Grass is always greener? Big Tech’s loss could become climate tech’s gain. Protocol reported Friday that leaders in the green tech space are collaborating on ways to lure engineers and other employees laid off in recent weeks by Meta, Twitter, Stripe, Lyft, and other Silicon Valley giants. While the two industries don’t seamlessly overlap, climate tech officials are arranging job fairs and training events to entice newly unemployed workers to switch fields. One job board already features about 4,000 climate tech jobs in software engineering, product development, and other roles that closely align with Big Tech positions.

From the article:

Influential techies-turned-climate warriors like Chris Sacca, Katie Jacobs Stanton, and Peter Reinhardt have been tweeting out support for laid-off workers and pointing them to opportunities in climate tech.

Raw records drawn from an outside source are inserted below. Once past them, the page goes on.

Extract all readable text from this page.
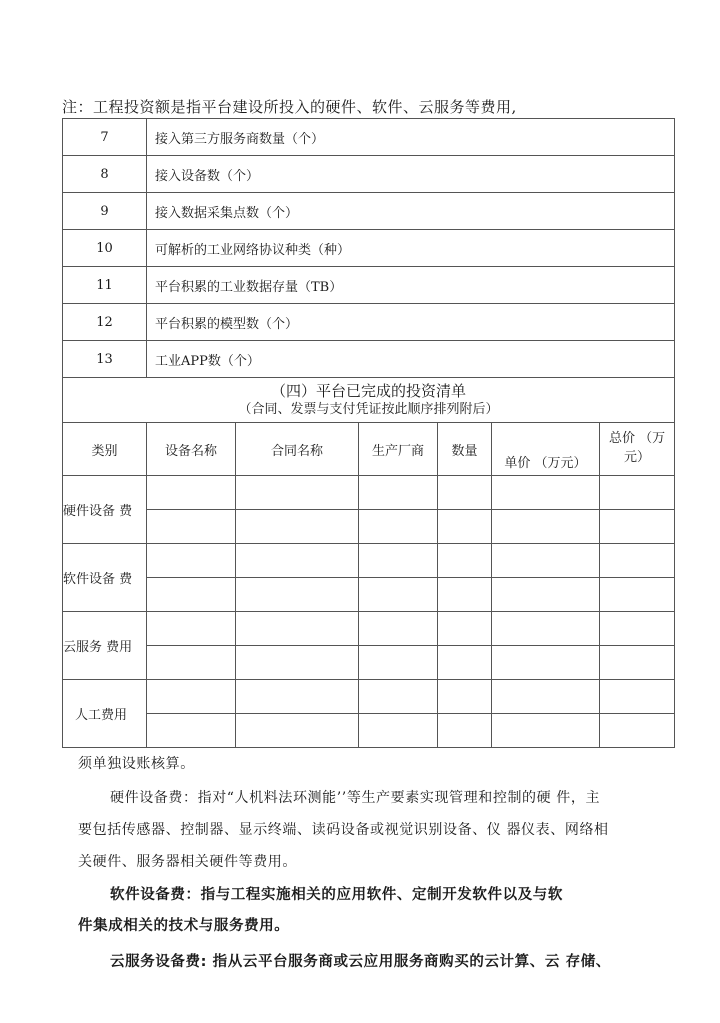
注：工程投资额是指平台建设所投入的硬件、软件、云服务等费用,
7	接入第三方服务商数量（个）					
8	接入设备数（个）					
9	接入数据采集点数（个）					
10	可解析的工业网络协议种类（种）					
11	平台积累的工业数据存量（TB）					
12	平台积累的模型数（个）					
13	工业APP数（个）					

（四）平台已完成的投资清单
（合同、发票与支付凭证按此顺序排列附后）						

类别	设备名称	合同名称	生产厂商	数量	单价 （万元）	总价 （万
元）
硬件设备 费						

软件设备 费						

云服务 费用						

人工费用						

须单独设账核算。
硬件设备费：指对“人机料法环测能’’等生产要素实现管理和控制的硬 件，主
要包括传感器、控制器、显示终端、读码设备或视觉识别设备、仪 器仪表、网络相
关硬件、服务器相关硬件等费用。
软件设备费：指与工程实施相关的应用软件、定制开发软件以及与软
件集成相关的技术与服务费用。
云服务设备费: 指从云平台服务商或云应用服务商购买的云计算、云 存储、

Raj Kapoor, a co-founder and managing partner at climate tech VC firm Climactic (and Lyft’s former chief strategy officer), has a similar message for those affected by recent layoffs. For some people, “This is a blessing in disguise for them to go in and do something with impact that they care about,” he told Protocol.


‘Prudent regulation of cryptocurrencies is indeed needed’: The White House is watching the FTX implosion and doesn’t like what it sees, by Nick Lichtenberg and Alena Botros

Oops. Sam Bankman-Fried’s implosion took down Democrats’ second-biggest donor with it as the party gears up to regulate crypto, by Steve Mollman

What happens to the FTX empire’s 200+ crypto investments now?, by Anne Sraders

Elon Musk tells Twitter staff about his ‘recession PTSD’ from keeping PayPal and Tesla alive, demands ‘maniacal sense of urgency’, by Steve Mollman

Anti-Black racial slur on Twitter was 3x higher than the 2022 average in the week after Musk’s takeover, report says, by David Klepper and the Associated Press

Don’t be fooled—Thursday’s rally doesn’t mean we are out of a bear market, billionaire investor Carl Icahn warns, by Sophie Mellor

Ex-Meta and Twitter employees are destigmatizing their layoffs on TikTok: ‘It’s time to find a new dream’, by Chloe Berger


The write stuff. The latest LinkedIn thinkpiece on thought leadership might be coming from a pretty well-paid ghostwriter. Insider reported Friday that demand is booming for online authors willing to pen LinkedIn pieces for business leaders. The surge in interest follows the growth of LinkedIn as a digital gathering place for members of corporate America, many of whom share extended thoughts on the state of corporate America—but don’t have the time or wherewithal to compose competent prose. Insider found it’s not a bad gig for ghostwriters, who often earn $2,500 to $10,000 per month for their services.